Powers v. MANCOS SCH. DIST. RE-6 MONTEZUMA COUNTY, COLO., 369 F. Supp. 648 (D. Colo. 1973)
December 19, 1973
MANCOS SCHOOL DISTRICT RE-6 MONTEZUMA COUNTY, COLORADO, et al., Defendants.
United States District Court, D. Colorado.
*649 Larry F. Hobbs and Jeannine Bradley Volz, Denver, Colo., for plaintiff.
Richard C. Cockrell and Peter J. Wiebe, Jr., Denver, Colo., for defendants.
CHILSON, District Judge.
The plaintiff, a non-tenured teacher whose employment was not renewed, seeks money damages and injunctive relief from the defendant school district and the members of the Board of Education of the District. Plaintiff alleges that failure to continue his employment was a violation of his rights under the First and Fourteenth Amendments to the Federal Constitution and seeks relief pursuant to 42 U.S.C. § 1983.
The defendants moved to dismiss the complaint for its failure to state a claim upon which relief can be granted and that the Court does not have jurisdiction of the subject matter of the complaint.
Briefs in support of and in opposition to the motion have been received and considered by the Court and oral argument had.
The motion to dismiss the School District as a party defendant should be sustained because the School District is not a person within the meaning of § 1983.
In considering the motion to dismiss as to the other defendants, the Court must assume the allegations of fact in the complaint are true. Upon this assumption, the First Statement of Claim states sufficient facts to state a claim upon which relief may be granted and the motion to dismiss the First Statement of Claim should be denied. See Perry v. Sindermann, 408 U.S. 593, 92 S. Ct. 2694, 33 L. Ed. 2d 570 and Smith v. Losee, (10th Cir. 1973) 485 F.2d 334.
The Second Statement of Claim alleges that by virtue of the tenure statute of the State of Colorado (C.R.S.1963, XXX-XX-XX and XXX-XX-XX), plaintiff's continued employment could be terminated only for cause and upon notice and an opportunity to be heard and that the failure of defendants so to do was a violation of plaintiff's rights under the Fourteenth Amendment to the Federal Constitution.

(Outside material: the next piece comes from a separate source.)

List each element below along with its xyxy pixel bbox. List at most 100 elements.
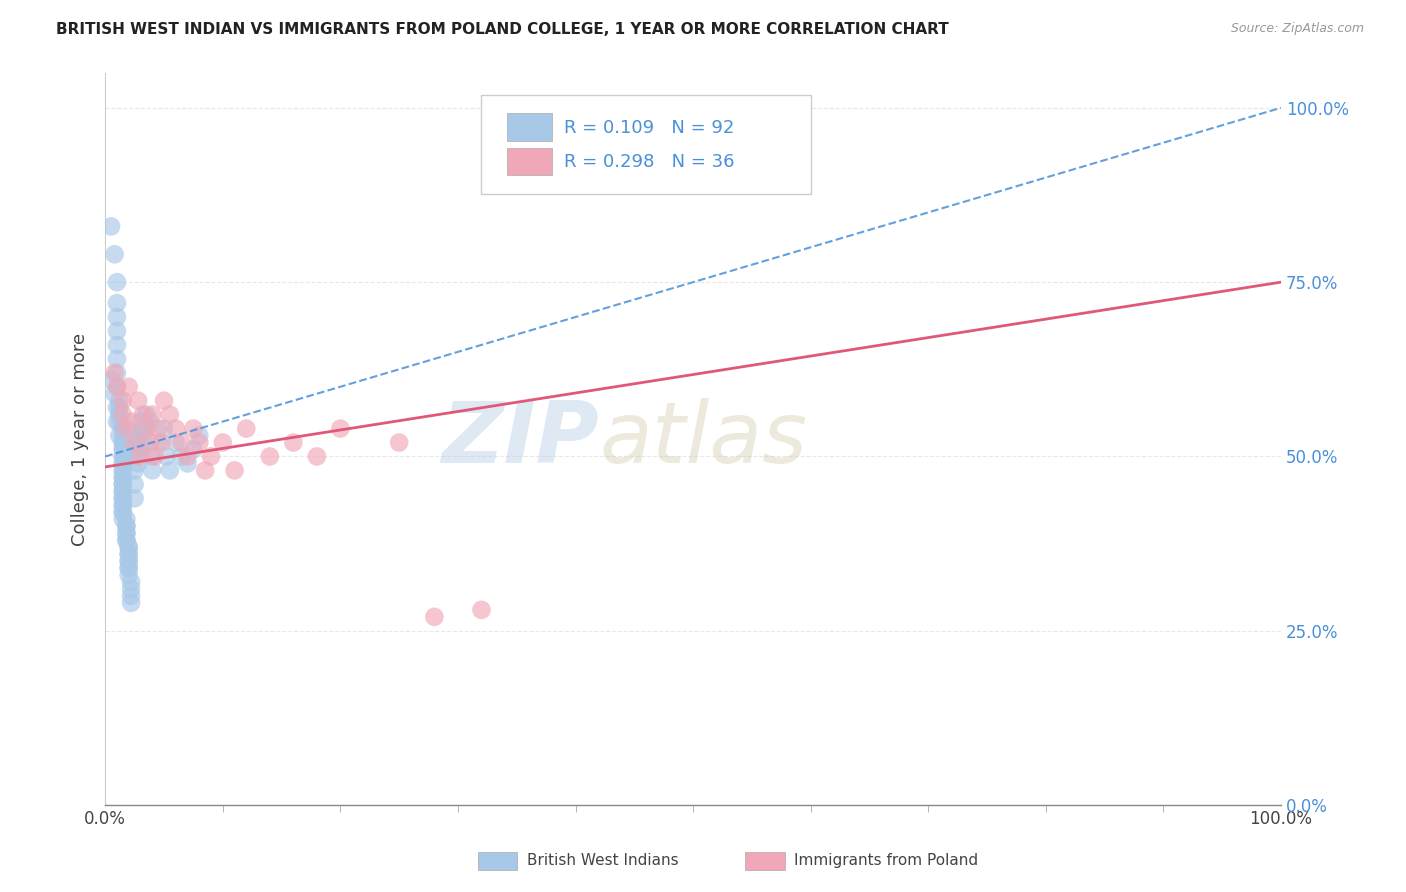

This conclusion is untenable. The tenure statute clearly discloses a legislative intent that the first three years of a teacher's employment is a probationary period during or at the end of which the School Board may evaluate his worth to the school and determine whether or not he should become a permanent employee. Not until the teacher has been reemployed for the fourth academic year does the teacher have any valid expectation of continued employment. Consequently, the plaintiff, not having attained tenure, does not have a constitutional right to a statement of reasons for his discharge and a hearing on the decision not to rehire him for another year. The Second Claim does not state a claim upon which relief may be granted and the motion to dismiss it should be sustained. Board of Regents v. Roth, 408 U.S. 564 at 569, 92 S. Ct. 2701, 33 L. Ed. 2d 548; Marzec v. Fremont County School District, No. 2, 142 Colo. 83, 349 P.2d 699.
The Third Claim for relief alleges, in essence, that plaintiff's employment could not be terminated without procedural due process, that is a notice to the plaintiff of the reasons for not continuing his employment and an opportunity for the plaintiff to be heard. The Third Claim for relief does not state any facts upon which relief may be granted. The plaintiff, upon the facts alleged in the Third Claim, does not have a constitutional *650 right to a statement of reasons and a hearing thereon. This claim is also governed by Board of Regents v. Roth, supra. The motion to dismiss it should be sustained.
The Fourth Claim for relief does not state an independent claim but in essence is merely a statement of an element of damage for the alleged violations of the plaintiff's constitutional rights set forth in the First, Second, and Third Claims for relief. Since it is not properly a basis for an independent statement of claim, the motion to dismiss the Fourth Claim should be sustained.